As we discussed, migrating data from one social media service to another may go a long way enhancing recommendations and help deal with the cold start problem for new users. Indeed, using another site’s network, tags, and other types of information have been performed by various previous systems as mentioned in this chapter. Yet, social media sites differ in many aspects. It is not certain that one’s travel network can serve as a reliable source of recommendation for recipes. Similarly, the tags used in a news site context are not necessarily valuable for video recommendation. More research is due to explore the common and different among social media systems and when information can effectively port from one application to another to be used for recommendation. Cross-domain recommendations in RS have always been harder to explore since they require richer datasets and involve more complex use cases and research questions (Chapter “Design and Evaluation of Cross-Domain Recommender Systems”). As social media continues to evolve, it will be more important to explore and better understand these complexities.

Extraction from User-Generated Content

User-generated content (UGC) is abundant across social media sites, in various forms, such as blog posts, forum threads, community question-answering, reviews, and others.
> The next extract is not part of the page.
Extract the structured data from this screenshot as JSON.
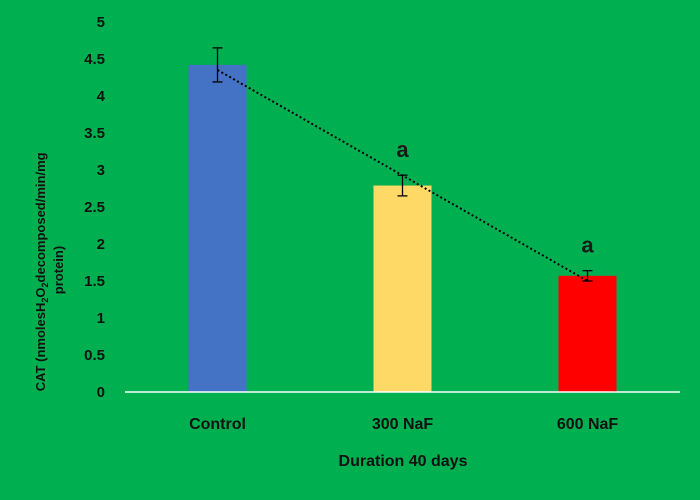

Due to its sheer volume, it is often hard for social media users to find the information they seek for within UGC. Common methods allow searching UGC or sorting it by different criteria such as number of votes or date. Recent work also suggested the extraction of specific information types from UGC to provide specific types of information needs. The extraction of tips—short and practical pieces of advice—has been proposed for CQA content (“how to” questions, in particular) [107], products [58] and, prominently, in the travel domain [46, 113]. Other types of extracted information include personal experiences [82], fun trivial facts [104], locations [15], and product descriptions [76, 77]. Such extractions practically yield recommendations of new content types, such as tips, experiences, descriptions, or trivia facts, to social media users, allowing them to enjoy different aspects unlocked in UGC, which they have no realistic chance to discover by merely traversing or searching. Further use of state-of-the-art NLP methods, such as summarization and translation, can help transform free-form UGC, which is one of the most prominent characteristics of social media, into a source of multiple information types that address different needs of social media users.

Multistakeholder Recommendation

As most recommender systems apply personalization techniques, they tend to focus on the preferences and needs of a single user. Multistakeholder recommendation has emerged d as a unifying framework for describing and understanding recommendation settings where the end user is not the sole focus [1] (Chapter “Multistakeholder Recommender Systems”). System objectives, such as fairness [112], balance, and profitability receive attention, as well as concerns from other stakeholders, such as the providers or sellers of items being recommended. This extension spans beyond people and group recommendation [41], and requires new optimization targets and evaluation metrics. While multistakeholder issues have surfaced regularly in the history of recommender systems research and have been a constant constraint in fielded applications, the recognition of common threads and research questions has been a more recent occurrence.